Does that mean it did not make any decision at all? What was the outcome?
No, just trivial decisions on syntax. It made my fingers hurt to use it, because I had to retrain a lot of habits. Unfortunately I no longer remember the specifics.
When you've been around for a while, you start to see the same features
converge.. UNIX had quotas, we got Quotas with Win XP Server (well earlier,
when you include the third party ISVs - as an add on). IBM had Language
Environment (LE) before .NET come along.
Crispin Cowan wrote:
I think .Net borrows most heavily from Java. Java in turn borrows from everyone. The "managed code" thing in particular leads back to the Pascal P-code interpreter; a kludge to make the Pascal compiler easier to implement and port. The innovation in Java was to take this ugly kludge and market it as a feature :)
Michael S Hines wrote:
I'm not sure that it can be blamed on Pascal. Microsoft was shipping Excel for the Mac in the early 80's as P-Code application and has been selling P-Code generating compilers since about the same time. Ever since, MS was strong on P-Code generating compilers.
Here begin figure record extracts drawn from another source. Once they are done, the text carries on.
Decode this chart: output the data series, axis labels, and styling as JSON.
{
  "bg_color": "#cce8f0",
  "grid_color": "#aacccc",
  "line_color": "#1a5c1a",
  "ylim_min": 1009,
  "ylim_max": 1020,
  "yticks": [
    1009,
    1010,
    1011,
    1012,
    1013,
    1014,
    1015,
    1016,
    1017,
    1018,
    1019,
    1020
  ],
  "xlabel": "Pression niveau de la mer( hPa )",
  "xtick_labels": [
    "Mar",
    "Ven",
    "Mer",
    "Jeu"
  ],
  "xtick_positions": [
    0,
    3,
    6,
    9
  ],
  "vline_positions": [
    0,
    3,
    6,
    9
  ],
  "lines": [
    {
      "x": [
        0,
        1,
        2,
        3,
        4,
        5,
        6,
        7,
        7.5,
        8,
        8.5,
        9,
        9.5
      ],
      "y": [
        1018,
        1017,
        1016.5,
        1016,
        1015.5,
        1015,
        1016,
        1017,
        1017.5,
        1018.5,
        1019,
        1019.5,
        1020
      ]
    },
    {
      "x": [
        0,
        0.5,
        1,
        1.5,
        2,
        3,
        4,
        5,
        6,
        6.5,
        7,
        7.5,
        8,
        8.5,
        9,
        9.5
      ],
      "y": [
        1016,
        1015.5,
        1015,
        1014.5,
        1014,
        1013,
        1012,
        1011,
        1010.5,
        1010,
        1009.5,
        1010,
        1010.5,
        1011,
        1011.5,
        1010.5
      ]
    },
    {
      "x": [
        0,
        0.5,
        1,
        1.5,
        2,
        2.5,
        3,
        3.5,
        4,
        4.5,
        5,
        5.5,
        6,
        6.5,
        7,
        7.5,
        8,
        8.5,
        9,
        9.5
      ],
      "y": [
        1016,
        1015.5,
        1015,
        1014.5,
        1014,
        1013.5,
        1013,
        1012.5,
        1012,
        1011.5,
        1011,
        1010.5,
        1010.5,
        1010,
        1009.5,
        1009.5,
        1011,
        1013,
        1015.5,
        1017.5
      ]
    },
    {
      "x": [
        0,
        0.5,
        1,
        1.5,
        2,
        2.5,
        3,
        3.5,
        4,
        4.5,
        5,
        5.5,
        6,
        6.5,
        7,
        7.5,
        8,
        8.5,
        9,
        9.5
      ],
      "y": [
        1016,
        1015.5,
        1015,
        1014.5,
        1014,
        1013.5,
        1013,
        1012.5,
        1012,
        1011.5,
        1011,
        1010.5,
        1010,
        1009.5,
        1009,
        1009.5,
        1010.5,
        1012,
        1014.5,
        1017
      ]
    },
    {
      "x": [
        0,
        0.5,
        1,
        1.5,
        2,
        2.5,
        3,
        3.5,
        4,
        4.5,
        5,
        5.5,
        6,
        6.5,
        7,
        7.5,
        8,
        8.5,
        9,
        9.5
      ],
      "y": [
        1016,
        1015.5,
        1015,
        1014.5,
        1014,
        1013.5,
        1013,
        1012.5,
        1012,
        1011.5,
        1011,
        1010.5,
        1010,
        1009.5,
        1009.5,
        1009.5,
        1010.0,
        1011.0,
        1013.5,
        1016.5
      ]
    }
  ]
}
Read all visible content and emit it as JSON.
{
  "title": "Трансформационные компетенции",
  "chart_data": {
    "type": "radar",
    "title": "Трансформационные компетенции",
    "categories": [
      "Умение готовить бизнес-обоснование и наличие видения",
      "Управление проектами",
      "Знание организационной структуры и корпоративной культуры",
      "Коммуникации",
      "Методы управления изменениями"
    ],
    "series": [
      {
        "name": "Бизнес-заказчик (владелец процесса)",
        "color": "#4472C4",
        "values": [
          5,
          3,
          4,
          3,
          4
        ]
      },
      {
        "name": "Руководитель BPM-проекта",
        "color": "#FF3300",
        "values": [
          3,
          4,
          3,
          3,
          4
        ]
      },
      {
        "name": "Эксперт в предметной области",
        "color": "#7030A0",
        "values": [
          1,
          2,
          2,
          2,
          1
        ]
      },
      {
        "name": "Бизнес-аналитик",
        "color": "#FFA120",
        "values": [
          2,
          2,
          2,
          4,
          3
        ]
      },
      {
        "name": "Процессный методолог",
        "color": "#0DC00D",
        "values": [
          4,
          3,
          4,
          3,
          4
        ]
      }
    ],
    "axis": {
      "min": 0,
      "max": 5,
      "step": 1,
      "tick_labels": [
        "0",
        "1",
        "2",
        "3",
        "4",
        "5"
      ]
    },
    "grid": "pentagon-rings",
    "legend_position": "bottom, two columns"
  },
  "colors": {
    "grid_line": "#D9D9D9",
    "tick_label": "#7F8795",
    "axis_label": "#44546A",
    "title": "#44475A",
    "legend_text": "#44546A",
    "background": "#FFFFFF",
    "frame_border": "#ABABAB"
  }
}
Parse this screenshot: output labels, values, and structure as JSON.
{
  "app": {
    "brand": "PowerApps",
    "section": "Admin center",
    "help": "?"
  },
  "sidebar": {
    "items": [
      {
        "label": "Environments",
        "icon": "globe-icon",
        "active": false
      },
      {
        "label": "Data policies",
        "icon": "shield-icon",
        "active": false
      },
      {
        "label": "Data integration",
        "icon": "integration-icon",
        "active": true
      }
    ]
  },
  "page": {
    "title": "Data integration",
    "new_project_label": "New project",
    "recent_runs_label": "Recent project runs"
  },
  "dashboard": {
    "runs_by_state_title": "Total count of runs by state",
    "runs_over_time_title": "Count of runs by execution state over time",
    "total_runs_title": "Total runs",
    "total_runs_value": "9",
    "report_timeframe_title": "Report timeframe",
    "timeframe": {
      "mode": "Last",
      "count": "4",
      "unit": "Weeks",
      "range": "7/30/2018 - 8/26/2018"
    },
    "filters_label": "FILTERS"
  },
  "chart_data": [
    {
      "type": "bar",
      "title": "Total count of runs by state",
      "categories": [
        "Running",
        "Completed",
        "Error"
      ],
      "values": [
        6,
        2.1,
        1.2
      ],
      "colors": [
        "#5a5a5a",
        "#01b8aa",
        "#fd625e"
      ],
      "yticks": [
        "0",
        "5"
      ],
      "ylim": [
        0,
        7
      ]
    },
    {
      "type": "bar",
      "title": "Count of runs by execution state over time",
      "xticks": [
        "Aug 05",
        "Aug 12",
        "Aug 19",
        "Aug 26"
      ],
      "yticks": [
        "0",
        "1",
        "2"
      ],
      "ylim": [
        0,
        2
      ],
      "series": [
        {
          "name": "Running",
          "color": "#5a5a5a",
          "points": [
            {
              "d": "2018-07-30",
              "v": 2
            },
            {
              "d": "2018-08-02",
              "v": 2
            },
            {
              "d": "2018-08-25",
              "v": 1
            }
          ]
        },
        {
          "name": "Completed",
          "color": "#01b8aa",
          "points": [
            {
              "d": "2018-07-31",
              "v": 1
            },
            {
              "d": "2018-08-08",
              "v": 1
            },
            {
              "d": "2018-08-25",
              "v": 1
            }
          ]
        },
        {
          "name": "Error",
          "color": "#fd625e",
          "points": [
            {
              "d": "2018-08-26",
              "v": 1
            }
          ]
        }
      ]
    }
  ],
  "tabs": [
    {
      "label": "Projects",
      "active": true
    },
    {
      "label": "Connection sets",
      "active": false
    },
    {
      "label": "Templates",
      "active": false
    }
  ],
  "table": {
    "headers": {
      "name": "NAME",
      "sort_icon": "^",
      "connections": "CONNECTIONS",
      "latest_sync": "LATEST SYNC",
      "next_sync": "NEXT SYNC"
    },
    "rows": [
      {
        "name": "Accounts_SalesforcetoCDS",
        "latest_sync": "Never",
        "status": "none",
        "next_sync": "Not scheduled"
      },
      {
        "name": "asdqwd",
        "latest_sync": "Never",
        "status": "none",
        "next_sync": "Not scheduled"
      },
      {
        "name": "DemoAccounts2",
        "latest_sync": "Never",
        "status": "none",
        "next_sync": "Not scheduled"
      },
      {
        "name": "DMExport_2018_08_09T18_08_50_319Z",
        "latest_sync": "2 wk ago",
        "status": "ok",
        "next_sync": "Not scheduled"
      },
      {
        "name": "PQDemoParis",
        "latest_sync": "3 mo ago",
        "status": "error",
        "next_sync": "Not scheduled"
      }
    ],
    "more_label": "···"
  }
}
The UCSD Pascal P-Code system was released in 1978 <http://www.informationheadquarters.com/History_of_computing/UCSD_p-System.shtml>. MS Excel was released in 1984 <http://www.dssresources.com/history/sshistory.html>. And if anything, the above claim that MS has been using P-code since the early days of Excel only supports the claim that Pascal P-Code is the origin of the idea at Microsoft.